Camille Parmesan: well, the surprising thing is that we haven’t really had that much warming yet. We’ve only had about 1 degree Fahrenheit. But we’re already seeing impacts in every single system that’s been studied around the world. So every continent, every ocean, every kind of, group of animal and plant.
You are listneing to biologist Camille Parmesan of the University of Texas. Her early studies of butterflies were among the first to record shifts in a species’ habitat due to climate change. Now, she said, many species are on the move.
Camille Parmesan: About 40% of species are already changing where they live by moving themselves up towards the poles, and up mountains. And about 60% of spices are changing the timing of when they do things in spring. So when leaves emerge, when caterpillars emerge, when birds start to migrate.
The Intergovernmental Panel on Climate Change has predicted the planet will warm up anywhere from 4 to 11 degrees Fahrenheit in this century.

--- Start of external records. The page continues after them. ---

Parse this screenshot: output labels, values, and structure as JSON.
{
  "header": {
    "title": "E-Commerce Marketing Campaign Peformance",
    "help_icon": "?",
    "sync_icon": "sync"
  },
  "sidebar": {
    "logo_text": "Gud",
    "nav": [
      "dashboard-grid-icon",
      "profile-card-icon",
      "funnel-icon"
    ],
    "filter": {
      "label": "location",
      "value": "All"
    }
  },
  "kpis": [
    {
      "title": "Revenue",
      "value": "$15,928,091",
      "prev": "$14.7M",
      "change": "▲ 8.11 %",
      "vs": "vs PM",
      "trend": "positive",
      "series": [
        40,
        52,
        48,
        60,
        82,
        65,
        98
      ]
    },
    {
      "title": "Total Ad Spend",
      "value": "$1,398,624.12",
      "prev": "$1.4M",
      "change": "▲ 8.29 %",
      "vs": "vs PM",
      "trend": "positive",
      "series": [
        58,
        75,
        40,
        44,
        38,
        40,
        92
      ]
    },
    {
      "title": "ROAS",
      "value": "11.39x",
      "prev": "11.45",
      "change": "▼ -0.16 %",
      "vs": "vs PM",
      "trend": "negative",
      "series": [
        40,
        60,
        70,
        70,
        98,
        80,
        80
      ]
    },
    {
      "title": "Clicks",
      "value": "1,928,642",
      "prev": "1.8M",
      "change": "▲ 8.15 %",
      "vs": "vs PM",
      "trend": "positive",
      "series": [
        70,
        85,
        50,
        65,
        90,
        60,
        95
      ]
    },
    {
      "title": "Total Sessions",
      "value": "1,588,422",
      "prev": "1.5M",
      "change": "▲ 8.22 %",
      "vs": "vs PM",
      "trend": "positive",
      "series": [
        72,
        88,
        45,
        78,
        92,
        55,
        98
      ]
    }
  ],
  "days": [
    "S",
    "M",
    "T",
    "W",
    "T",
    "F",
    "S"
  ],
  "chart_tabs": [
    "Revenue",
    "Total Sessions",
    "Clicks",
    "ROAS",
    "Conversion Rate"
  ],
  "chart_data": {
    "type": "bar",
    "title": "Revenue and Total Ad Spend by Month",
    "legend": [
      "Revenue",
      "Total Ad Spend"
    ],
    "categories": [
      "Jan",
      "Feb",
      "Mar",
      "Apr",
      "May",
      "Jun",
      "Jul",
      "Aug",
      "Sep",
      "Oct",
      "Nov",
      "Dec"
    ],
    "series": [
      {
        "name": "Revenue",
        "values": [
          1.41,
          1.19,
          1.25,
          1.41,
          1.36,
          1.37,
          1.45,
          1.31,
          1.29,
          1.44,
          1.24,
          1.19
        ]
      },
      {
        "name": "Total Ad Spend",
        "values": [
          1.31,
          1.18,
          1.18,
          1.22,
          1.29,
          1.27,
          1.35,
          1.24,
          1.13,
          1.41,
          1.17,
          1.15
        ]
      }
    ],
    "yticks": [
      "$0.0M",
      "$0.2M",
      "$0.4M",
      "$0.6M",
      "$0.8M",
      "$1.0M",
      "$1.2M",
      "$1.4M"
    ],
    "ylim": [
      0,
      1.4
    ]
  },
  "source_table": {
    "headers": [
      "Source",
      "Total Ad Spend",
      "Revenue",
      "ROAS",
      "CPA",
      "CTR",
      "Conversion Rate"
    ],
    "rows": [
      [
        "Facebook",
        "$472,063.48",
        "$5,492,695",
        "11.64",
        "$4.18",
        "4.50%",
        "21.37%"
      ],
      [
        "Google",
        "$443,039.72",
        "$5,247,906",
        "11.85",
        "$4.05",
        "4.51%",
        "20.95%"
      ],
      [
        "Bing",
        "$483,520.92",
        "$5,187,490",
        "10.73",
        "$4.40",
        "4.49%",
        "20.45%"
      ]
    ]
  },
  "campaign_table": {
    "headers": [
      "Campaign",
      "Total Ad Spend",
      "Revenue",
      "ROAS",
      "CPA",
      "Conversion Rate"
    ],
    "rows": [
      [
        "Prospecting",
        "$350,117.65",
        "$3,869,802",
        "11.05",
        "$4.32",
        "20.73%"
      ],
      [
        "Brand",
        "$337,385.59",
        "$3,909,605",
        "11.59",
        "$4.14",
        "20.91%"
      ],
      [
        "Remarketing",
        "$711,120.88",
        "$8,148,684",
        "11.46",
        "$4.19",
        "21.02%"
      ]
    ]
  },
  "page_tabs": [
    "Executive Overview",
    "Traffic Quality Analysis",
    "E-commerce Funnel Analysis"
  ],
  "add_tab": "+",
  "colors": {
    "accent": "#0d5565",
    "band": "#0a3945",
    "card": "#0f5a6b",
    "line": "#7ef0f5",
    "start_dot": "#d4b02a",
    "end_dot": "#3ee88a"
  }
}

Camille Parmesan: Really, we don’t want to get anything above another 2 degrees warming. And if it gets up to 6 degrees warming, basically we’ve just changed Earth’s climate so much we’re going back several million years when the biodiversity was just a completely different group of plants and animals. So if we really do go up to 6 degrees dentigrade warming, what we’re expecting to see is a complete new shift in what kind of life exists on Earth.